Mr Macron, 40, has already let it be known that he intends to holiday at the Brégançon fort, a 17th-century fortress overlooking the Mediterranean.
Used by Charles de Gaulle and successive presidents, it had fallen out of favour of late – notably because its private beach can be easily pictured from the sea by paparazzi.
François Hollande, Mr Macron’s predecessor, stopped using Brégançon after he and Valérie Trierweiler were snapped in swimwear. Ms Trierweiler sued the media for invasion of privacy.
Mr Macron, who wants to turn Brégançon into a French Camp David for summer meetings with foreign dignitaries, had already ordered the fort to be fitted with a new kitchen.
Now he wants a swimming pool to avoid, say Elysée sources, paparazzi prying on the president, his wife, Brigitte, and her three children.
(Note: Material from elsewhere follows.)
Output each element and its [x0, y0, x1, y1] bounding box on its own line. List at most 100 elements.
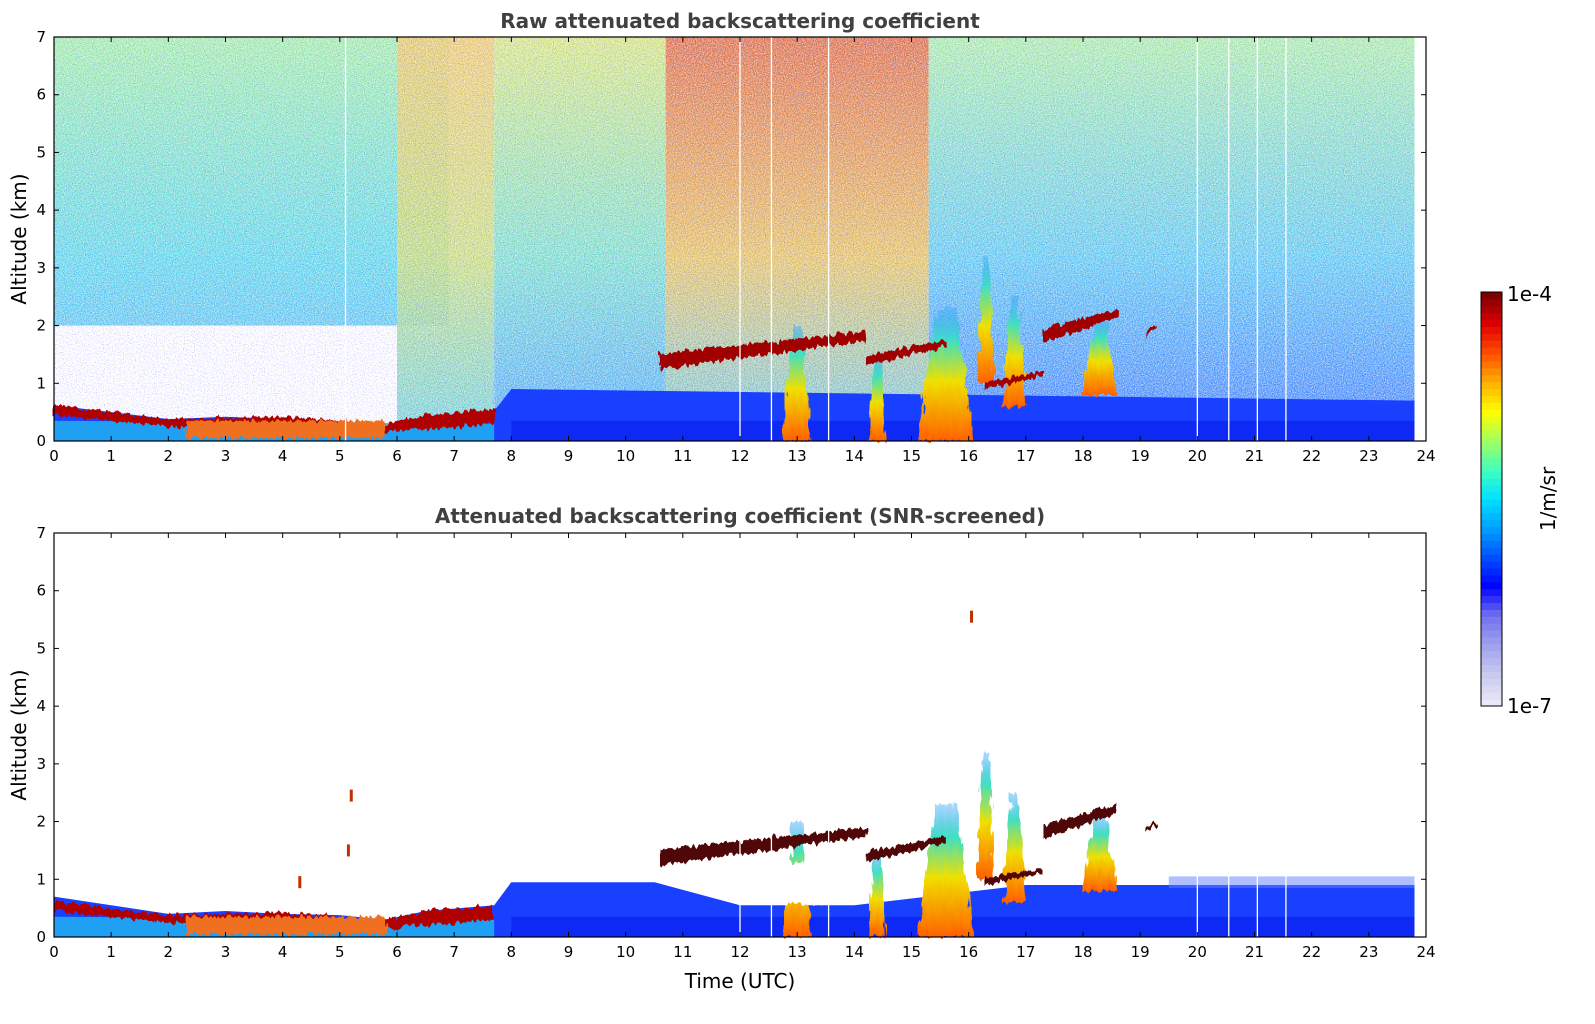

Due to the expense of digging a hole in the fort’s rocky grounds, he has opted for a pool above ground, with presidential aides saying the estimated €15,000 (£13,000) cost would come from the €150,000 (£131,000) annual budget.
However, the opposition slammed the move as insensitive at time when Mr Macron’s government is reducing housing allowance for the poor, and days after he was filmed complaining about the “crazy amounts of dosh” France pumps into welfare benefits that trap people in a cycle of poverty.
Regularly forced to deny claims he is “the president of the rich”, Mr Macron came under fire last week over reports the Elysée had spent €500,000 (£437,000) on new crockery for the presidential palace, and also over reports that he had taken a costly private Falcon jet to travel just 68 miles (110km).
Reacting to the news, Olivier Faure, head of the French Socialist Party, said it constituted a “cruel symbol”.
Mr Macron, he said, “further whittles away housing benefit for the poor and at the same time builds a swimming pool in Brégançon fort. His pool will be offshore, like his politics.”
Lydia Guirous, spokesman for the Republicans, said: “The president’s profligate behaviour is shocking at a time when he is asking ever more efforts from the French.”
The pool is by no means the first time opposition feathers have been ruffled over the cost of presidential perks.
Predecessor Nicolas Sarkozy sparked howls of complaint after it transpired he had spent €75,000 (£65,000) on two ovens for his presidential plane, dubbed Air Sarko One.